Der America’s Cup entfacht bei den Italienern seit über drei Jahrzehnten ein Feuer der Begeisterung. Industrielle werfen ein Vermögen in die Kampagnen. Allen voran geht der CEO des Modekonzerns Prada, Patrizio Bertelli. Hunderte Millionen Euro hat der Milliardär, dessen Vermögen laut Forbes auf 5,7 Milliarden Euro geschätzt wird, bereits in das AC-Engagement gesteckt. Nur Tee-Baron Lipton war mit seinen Kampagnen hartnäckiger.
Italien setzt auf Schub für die Wirtschaft
Nun hat der Patriarch des Teams Luna Rossa zumindest den Austragungsort des Cups vor der eigenen Haustür – wenn auch nicht als Sieger, der traditionell über den Ort der Entscheidung befindet.
Die erfolgreichen Neuseeländer waren nach der Absage ihrer eigenen Regierung für eine Austragung in Auckland wie schon für 2024 auf der Suche nach einem alternativen Standort. Einem Ort, der ein hohes Maß an Medienwirksamkeit verspricht. Barcelona im vergangenen Jahr hatte ein Millionenpublikum vor Ort angezogen und Milliarden an Umsatz generiert. Das dürfte jetzt als gutes Argument für die erneute Suche gewirkt haben.
Der frühere Sportmanager Andrea Abodi, heute parteiloser italienischer Minister für Sport und Jugend, spielte eine Schlüsselrolle im Bewerbungsverfahren. Unterstützt wurde er von seiner Chefin, der rechtsextremen Ministerpräsidentin Giorgia Meloni.

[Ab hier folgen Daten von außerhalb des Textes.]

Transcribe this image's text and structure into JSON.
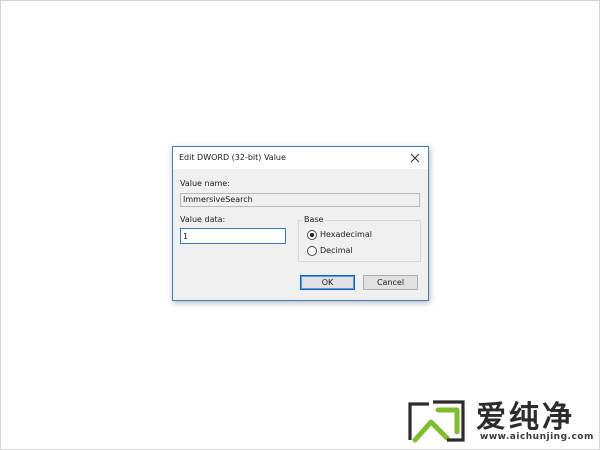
{
  "dialog": {
    "title": "Edit DWORD (32-bit) Value",
    "close_glyph": "✕",
    "value_name_label": "Value name:",
    "value_name": "ImmersiveSearch",
    "value_data_label": "Value data:",
    "value_data": "1",
    "base": {
      "legend": "Base",
      "options": [
        {
          "label": "Hexadecimal",
          "selected": true
        },
        {
          "label": "Decimal",
          "selected": false
        }
      ]
    },
    "buttons": {
      "ok": "OK",
      "cancel": "Cancel"
    }
  },
  "watermark": {
    "brand_text": "爱纯净",
    "url": "www.aichunjing.com",
    "colors": {
      "green": "#7cbf2a",
      "dark": "#2c2c2c"
    }
  },
  "colors": {
    "dialog_border": "#3f7fc9",
    "dialog_bg": "#f0f0f0",
    "input_focus_border": "#2f7ad0"
  }
}
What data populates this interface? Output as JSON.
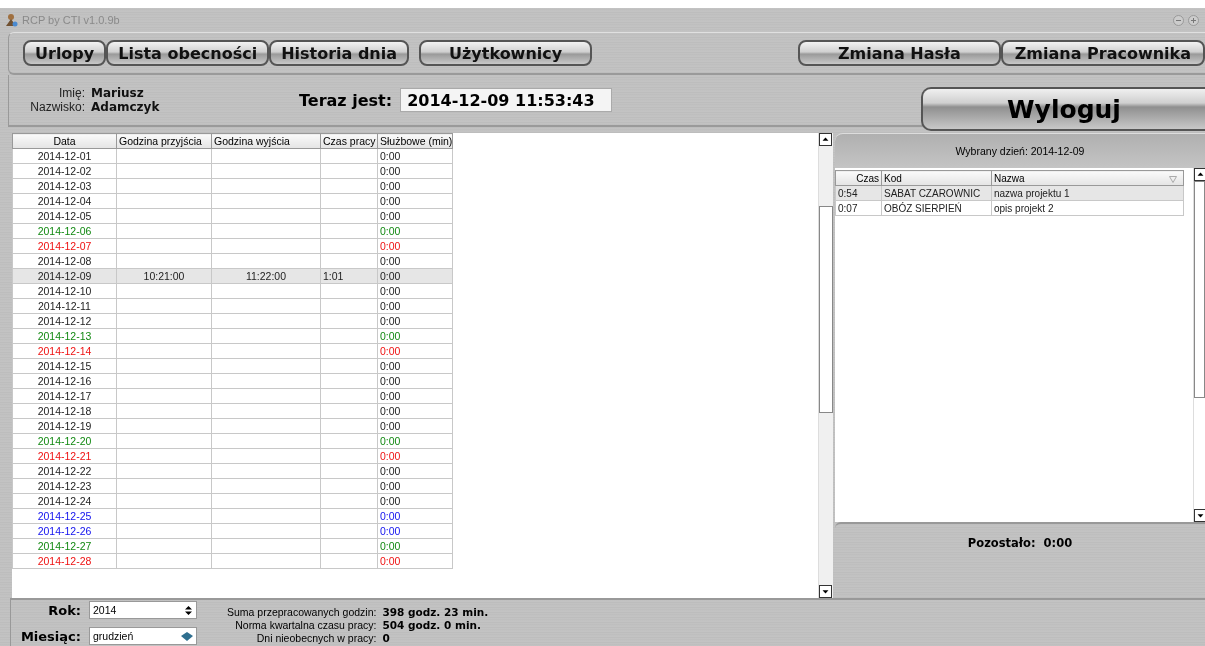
{
  "window": {
    "title": "RCP by CTI v1.0.9b"
  },
  "nav_buttons": [
    "Urlopy",
    "Lista obecności",
    "Historia dnia",
    "Użytkownicy"
  ],
  "account_buttons": [
    "Zmiana Hasła",
    "Zmiana Pracownika"
  ],
  "user": {
    "first_name_label": "Imię:",
    "first_name": "Mariusz",
    "last_name_label": "Nazwisko:",
    "last_name": "Adamczyk"
  },
  "clock": {
    "label": "Teraz jest:",
    "value": "2014-12-09 11:53:43"
  },
  "logout_button": "Wyloguj",
  "attendance_table": {
    "columns": [
      "Data",
      "Godzina przyjścia",
      "Godzina wyjścia",
      "Czas pracy",
      "Służbowe (min)"
    ],
    "rows": [
      {
        "date": "2014-12-01",
        "official": "0:00",
        "kind": "workday",
        "selected": false
      },
      {
        "date": "2014-12-02",
        "official": "0:00",
        "kind": "workday",
        "selected": false
      },
      {
        "date": "2014-12-03",
        "official": "0:00",
        "kind": "workday",
        "selected": false
      },
      {
        "date": "2014-12-04",
        "official": "0:00",
        "kind": "workday",
        "selected": false
      },
      {
        "date": "2014-12-05",
        "official": "0:00",
        "kind": "workday",
        "selected": false
      },
      {
        "date": "2014-12-06",
        "official": "0:00",
        "kind": "saturday",
        "selected": false
      },
      {
        "date": "2014-12-07",
        "official": "0:00",
        "kind": "sunday",
        "selected": false
      },
      {
        "date": "2014-12-08",
        "official": "0:00",
        "kind": "workday",
        "selected": false
      },
      {
        "date": "2014-12-09",
        "arrival": "10:21:00",
        "departure": "11:22:00",
        "work_time": "1:01",
        "official": "0:00",
        "kind": "workday",
        "selected": true
      },
      {
        "date": "2014-12-10",
        "official": "0:00",
        "kind": "workday",
        "selected": false
      },
      {
        "date": "2014-12-11",
        "official": "0:00",
        "kind": "workday",
        "selected": false
      },
      {
        "date": "2014-12-12",
        "official": "0:00",
        "kind": "workday",
        "selected": false
      },
      {
        "date": "2014-12-13",
        "official": "0:00",
        "kind": "saturday",
        "selected": false
      },
      {
        "date": "2014-12-14",
        "official": "0:00",
        "kind": "sunday",
        "selected": false
      },
      {
        "date": "2014-12-15",
        "official": "0:00",
        "kind": "workday",
        "selected": false
      },
      {
        "date": "2014-12-16",
        "official": "0:00",
        "kind": "workday",
        "selected": false
      },
      {
        "date": "2014-12-17",
        "official": "0:00",
        "kind": "workday",
        "selected": false
      },
      {
        "date": "2014-12-18",
        "official": "0:00",
        "kind": "workday",
        "selected": false
      },
      {
        "date": "2014-12-19",
        "official": "0:00",
        "kind": "workday",
        "selected": false
      },
      {
        "date": "2014-12-20",
        "official": "0:00",
        "kind": "saturday",
        "selected": false
      },
      {
        "date": "2014-12-21",
        "official": "0:00",
        "kind": "sunday",
        "selected": false
      },
      {
        "date": "2014-12-22",
        "official": "0:00",
        "kind": "workday",
        "selected": false
      },
      {
        "date": "2014-12-23",
        "official": "0:00",
        "kind": "workday",
        "selected": false
      },
      {
        "date": "2014-12-24",
        "official": "0:00",
        "kind": "workday",
        "selected": false
      },
      {
        "date": "2014-12-25",
        "official": "0:00",
        "kind": "holiday",
        "selected": false
      },
      {
        "date": "2014-12-26",
        "official": "0:00",
        "kind": "holiday",
        "selected": false
      },
      {
        "date": "2014-12-27",
        "official": "0:00",
        "kind": "saturday",
        "selected": false
      },
      {
        "date": "2014-12-28",
        "official": "0:00",
        "kind": "sunday",
        "selected": false
      }
    ]
  },
  "day_panel": {
    "title": "Wybrany dzień: 2014-12-09",
    "columns": [
      "Czas",
      "Kod",
      "Nazwa"
    ],
    "rows": [
      {
        "time": "0:54",
        "code": "SABAT CZAROWNIC",
        "name": "nazwa projektu 1",
        "selected": true
      },
      {
        "time": "0:07",
        "code": "OBÓZ SIERPIEŃ",
        "name": "opis projekt 2",
        "selected": false
      }
    ],
    "remaining": "Pozostało:  0:00"
  },
  "filters": {
    "year_label": "Rok:",
    "year": "2014",
    "month_label": "Miesiąc:",
    "month": "grudzień"
  },
  "summary": [
    {
      "label": "Suma przepracowanych godzin:",
      "value": "398 godz. 23 min."
    },
    {
      "label": "Norma kwartalna czasu pracy:",
      "value": "504 godz. 0 min."
    },
    {
      "label": "Dni nieobecnych w pracy:",
      "value": "0"
    }
  ]
}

„Die Wahl Neapels als Austragungsort des 38. America’s Cup bietet dem gesamten Land eine enorme Chance, die Region aufzuwerten, den Tourismus anzukurbeln und den Sport zu fördern“, sagte Abodi. „Wir werden uns auch dafür einsetzen, Initiativen, Projekte und Maßnahmen im Bereich der Meeresbildung und der Wirtschaft zu fördern.“ In einer seiner früheren Funktionen war Abodi Chef diverser Straßenbaufirmen, die sich um die Infrastruktur der nahen Region Lazio kümmern.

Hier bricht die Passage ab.